If you are a dedicated gardener, then chances are you probably hate the winter. Not only do the cold and icy conditions kill any plant life you are growing, but they can also harden the earth and make growing fruit and veg almost impossible.
When it comes to preparing for winter, you probably feel like there’s nothing you can do to combat the icy weather and keep your garden thriving. But did you know that there is a way to make sure you can keep gardening well into the winter months?
Keeping a winter garden has become the perfect outlet for gardeners who feel like the season greatly limits their gardening time and capabilities. By using cold frames and hoop houses, you can keep your produce safe and contained long after the first winter frost has set.
But when is the best time to start planting a winter garden? And what special equipment do you need to keep your winter garden alive? All these questions and more have been answered in our following step-by-step guide.
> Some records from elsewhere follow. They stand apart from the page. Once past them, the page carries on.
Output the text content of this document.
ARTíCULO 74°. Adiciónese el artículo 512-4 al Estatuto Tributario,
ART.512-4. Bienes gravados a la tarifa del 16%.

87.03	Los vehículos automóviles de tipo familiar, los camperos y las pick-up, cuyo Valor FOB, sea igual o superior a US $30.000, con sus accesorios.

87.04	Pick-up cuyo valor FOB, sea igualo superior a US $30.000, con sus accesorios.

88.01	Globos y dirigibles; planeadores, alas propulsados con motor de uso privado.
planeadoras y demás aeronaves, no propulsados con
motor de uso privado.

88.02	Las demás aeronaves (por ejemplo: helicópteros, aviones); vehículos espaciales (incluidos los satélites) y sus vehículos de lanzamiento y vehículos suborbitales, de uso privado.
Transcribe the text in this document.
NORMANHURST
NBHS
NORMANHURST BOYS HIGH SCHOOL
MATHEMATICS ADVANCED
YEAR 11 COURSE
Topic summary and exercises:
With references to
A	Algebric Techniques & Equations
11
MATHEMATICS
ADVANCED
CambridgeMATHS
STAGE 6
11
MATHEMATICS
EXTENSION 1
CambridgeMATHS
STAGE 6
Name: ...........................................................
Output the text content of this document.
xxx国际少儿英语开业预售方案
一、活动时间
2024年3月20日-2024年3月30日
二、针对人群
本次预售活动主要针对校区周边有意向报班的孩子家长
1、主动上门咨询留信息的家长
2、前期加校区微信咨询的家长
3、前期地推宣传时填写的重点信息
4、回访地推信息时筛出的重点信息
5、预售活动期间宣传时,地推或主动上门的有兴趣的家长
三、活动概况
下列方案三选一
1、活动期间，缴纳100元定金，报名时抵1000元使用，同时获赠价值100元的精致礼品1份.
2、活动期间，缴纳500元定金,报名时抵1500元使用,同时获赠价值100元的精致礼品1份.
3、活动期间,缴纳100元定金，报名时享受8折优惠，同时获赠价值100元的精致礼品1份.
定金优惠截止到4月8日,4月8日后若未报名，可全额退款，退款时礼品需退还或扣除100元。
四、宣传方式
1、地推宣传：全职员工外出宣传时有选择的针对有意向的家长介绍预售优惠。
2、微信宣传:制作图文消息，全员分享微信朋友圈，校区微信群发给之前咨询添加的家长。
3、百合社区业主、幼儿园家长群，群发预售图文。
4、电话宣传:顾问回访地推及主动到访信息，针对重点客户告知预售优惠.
If you want to know everything about planning and organizing your winter garden – then take a look down below and you’ll find all the information you need about the process.
What Is A Winter Garden?
A winter garden is a method of gardening that allows you to grow produce during the winter months. This is usually accomplished by moving your garden indoors, or by housing portions of your garden to protect it from the cold.
Winter gardens date back to the 17th and 19th centuries when the European nobility would construct large conservatories to shelter various subtropical plants.
However, most modern gardeners now use winter gardens to grow and sustain vegetables throughout the winter season. Or at least to grow simple plants that will act as a living decoration throughout the year.
Keeping a winter garden can be a trying and complicated experience, as you have to meticulously plan the gardening process, from the planting to the harvesting.
We have detailed the process down below in a series of informative steps so that you can consider and outline your winter garden plan.
Step One: Best Time To Plant Your Winter Garden
When it comes to planning your winter garden, the first and most important step is to determine the best time to plant your produce. Although winter gardens are utilized during the winter, you may be surprised with how early you will be expected to plant your seeds.
To assure winter growth, you have to plant your seeds or seedlings as early as two months before the first frost settles. Some vegetables may even need to be planted 10 weeks before your first frost date, to assure they can grow to their full potential.
To determine your planting date, we suggest opening your computer and utilizing Google to discover when your average first frost date will be. Once you have this information, outlining the planting process of your winter garden will be a lot easier.
If you are finding the information hard to find, then you can always engage with your local gardening community to see if they have the answers you are looking for. Once you have obtained your average first frost date, count back 8 weeks and you will have the target date for planting your winter crops.
When you have determined your planting date, then you can allow yourself a two-week window to your seeds in the ground. Anything planted after these two weeks may not be ready in time for the harvest and will need extra care during the winter.
Step Two: Best Crops For Your Winter Garden
Winter gardens are now primarily used by modern gardeners to grow crops during the winter. And there are a variety of vegetables that can thrive when grown in a wintery setting.
These vegetables are often categorized as cold weather produce, which means that they don’t require a hot climate to grow. So when it comes to planning your winter garden, you need to make sure that you are planting vegetables that can be sustainably grown in cold weather.
Commonly these will be vegetables that grow either in or low to the earth, so don’t bother trying to grow tomatoes or corn because they will not survive in cold temperatures.
Instead, your winter harvest will consist of vegetables such as carrots, lettuce, spinach and radishes. What you prefer to grow comes down to your personal preference, although we do believe that lettuce and swiss chard can be some of the best produce grown in a winter garden.
We advise purchasing the seeds for your garden in July, as a recent rise in winter garden popularity has led many seed companies to produce many varieties that can be specifically grown in cold weather conditions.
Always make sure you use high-quality seeds when planting your winter garden, so as to make sure that your produce is as good as it can be.
Step Three: Best Protection For Your Winter Garden
As Fall slowly transforms into Winter, you will need to start finding ways of protecting your produce from icy weather conditions. Of course, this is primarily for those gardeners who have chosen to keep their winter garden in their outside space.
Currently, two methods can be used to protect your winter garden from the cold. Both come with their positives and negatives that we have detailed below:
Cold Frames: A cold frame is a box that is usually made from wood and glass, which can be placed over vegetables that grow low to the ground. They are inexpensive and simple to make and are particularly good for sheltering produce in your winter garden.
However, it can be difficult to regulate the temperature of a cold frame, and because of this, they are not hot enough to sustain more tropical varieties of plant life.
Hoop Houses: A hoop house is a cost-effective way to grow crops during the winter, and all year round. Similar to greenhouses, they usually take the form of long tunnels made from pipe and sheet plastic.
Because of their size, they can provide plenty of room to work in and are especially good at protecting produce from rough or cold weather conditions. However, hoop houses are not considered permanent structures and may have to be erected each season.